Чтение онлайн

ЖАНРЫ

Новый Мир ( № 9 2004)

Новый Мир Журнал

Шрифт:

Кажется, Федоров с самого начала ощущал, что отдельное слово не может быть окончательным, а самодостаточная отдельно взятая мысль — бедна и ущербна. Что истина, если уж найдется ей место в нашем грешном мире, рождается где-то на скрещении разнонаправленных смыслов. Отсюда — изощренность в создании таких перекрестков, рождающая впечатление новейшего плетения затейливых словес. Возможно, именно предлагая неокончательность плоских истин, писатель любит фиксировать полярности. На одном полюсе — крайний идеализм и спиритуализм, на другом — цинизм и скепсис. И все в одном сознании, у одного персонажа. Рядом высокое и низменное, вершины творения и грубая вещественность быта, полеты в небеса и копанье в дерьме.

Правда, иной раз и прежде удивляла настойчивость этого копанья. Что с того, что человеческая вонь и свиная — идентичны. Сказать можно еще и не то. Но когда это на разные лады повторяется зачем-то

несколько раз, то поневоле воспринимаешь такой нажим как знак не просто авторского участия, а и авторского видения.
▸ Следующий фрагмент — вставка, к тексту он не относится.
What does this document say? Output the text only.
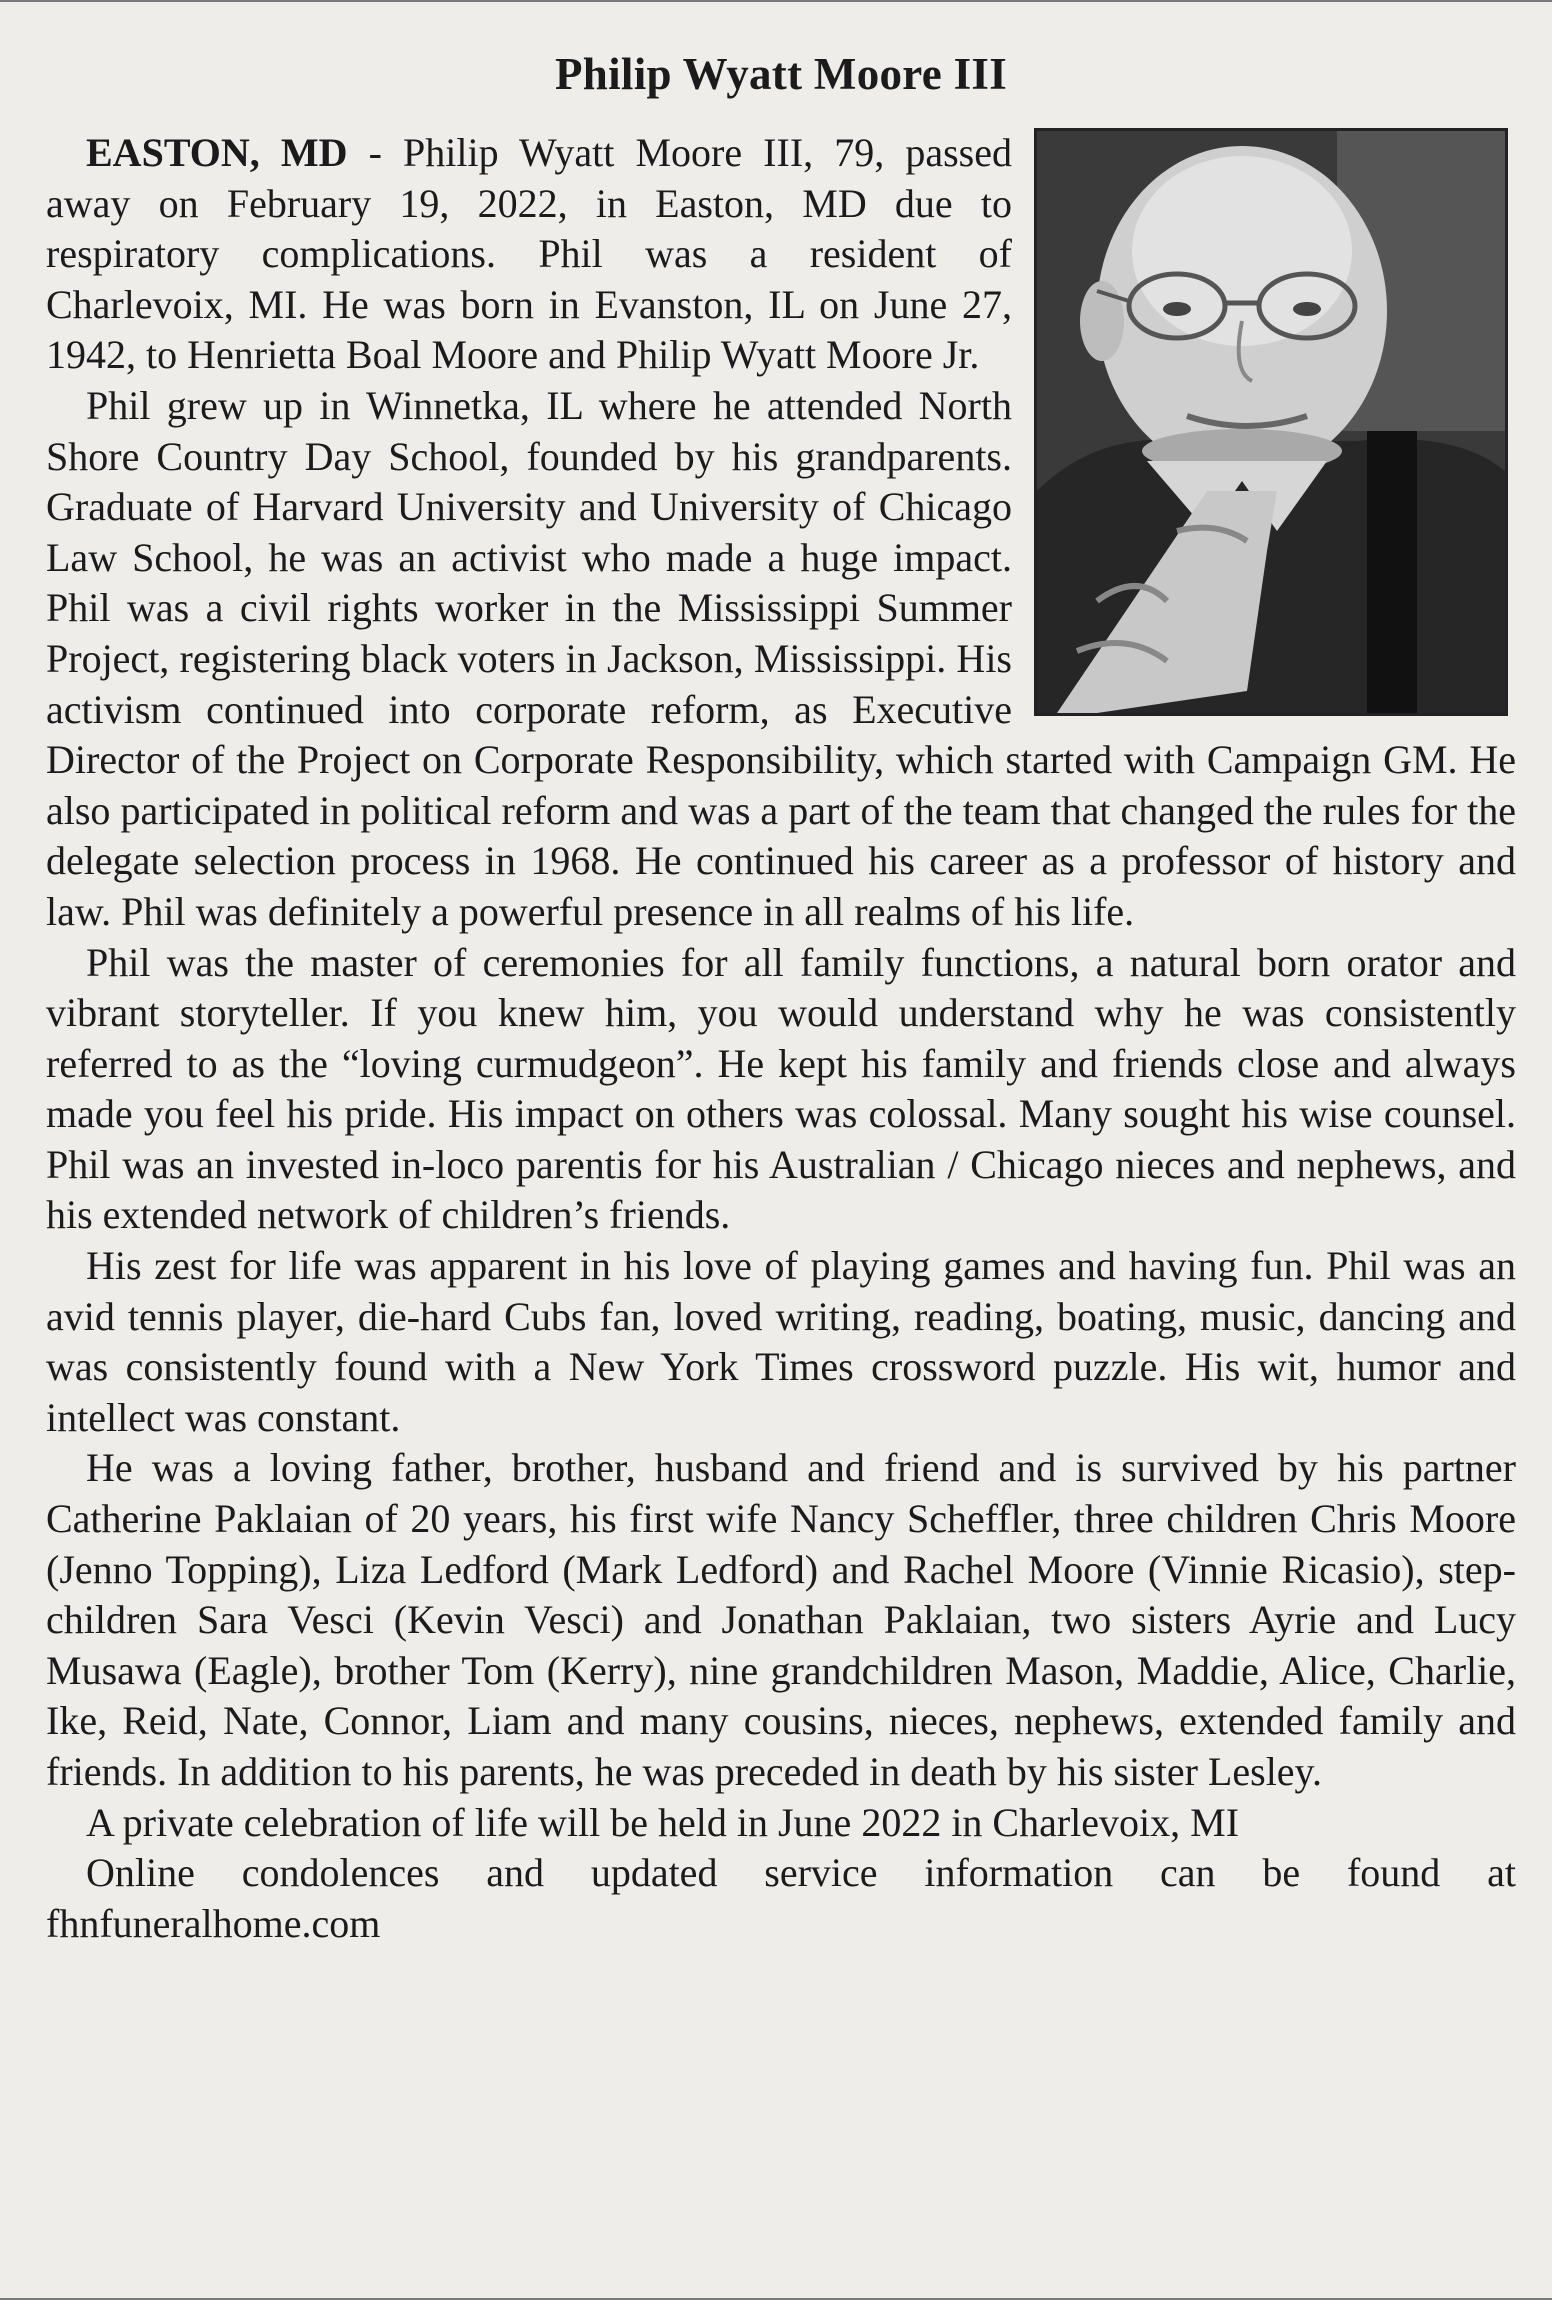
Philip Wyatt Moore III

EASTON, MD - Philip Wyatt Moore III, 79, passed away on February 19, 2022, in Easton, MD due to respiratory complications. Phil was a resident of Charlevoix, MI. He was born in Evanston, IL on June 27, 1942, to Henrietta Boal Moore and Philip Wyatt Moore Jr.

Phil grew up in Winnetka, IL where he attended North Shore Country Day School, founded by his grandparents. Graduate of Harvard University and University of Chicago Law School, he was an activist who made a huge impact. Phil was a civil rights worker in the Mississippi Summer Project, registering black voters in Jackson, Mississippi. His activism continued into corporate reform, as Executive Director of the Project on Corporate Responsibility, which started with Campaign GM. He also participated in political reform and was a part of the team that changed the rules for the delegate selection process in 1968. He continued his career as a professor of history and law. Phil was definitely a powerful presence in all realms of his life.

Phil was the master of ceremonies for all family functions, a natural born orator and vibrant storyteller. If you knew him, you would understand why he was consistently referred to as the “loving curmudgeon”. He kept his family and friends close and always made you feel his pride. His impact on others was colossal. Many sought his wise counsel. Phil was an invested in-loco parentis for his Australian / Chicago nieces and nephews, and his extended network of children’s friends.

His zest for life was apparent in his love of playing games and having fun. Phil was an avid tennis player, die-hard Cubs fan, loved writing, reading, boating, music, dancing and was consistently found with a New York Times crossword puzzle. His wit, humor and intellect was constant.

He was a loving father, brother, husband and friend and is survived by his partner Catherine Paklaian of 20 years, his first wife Nancy Scheffler, three children Chris Moore (Jenno Topping), Liza Ledford (Mark Ledford) and Rachel Moore (Vinnie Ricasio), step-children Sara Vesci (Kevin Vesci) and Jonathan Paklaian, two sisters Ayrie and Lucy Musawa (Eagle), brother Tom (Kerry), nine grandchildren Mason, Maddie, Alice, Charlie, Ike, Reid, Nate, Connor, Liam and many cousins, nieces, nephews, extended family and friends. In addition to his parents, he was preceded in death by his sister Lesley.

A private celebration of life will be held in June 2022 in Charlevoix, MI

Online condolences and updated service information can be found at fhnfuneralhome.com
Серьезный, высокий смысл взрывается за счет неблагополучного соседства. Но иной раз писатель все-таки выводил нас в итоге к духовному позитиву. (А в другой раз — не выводил.) Смущала ли эта тенденция к релятивизации истины, появляющаяся в фельетонизме, в памфлетных интонациях, которые зачастую доминировали? Смущала. Вино обращалось в уксус, пламя перегорало в пепел.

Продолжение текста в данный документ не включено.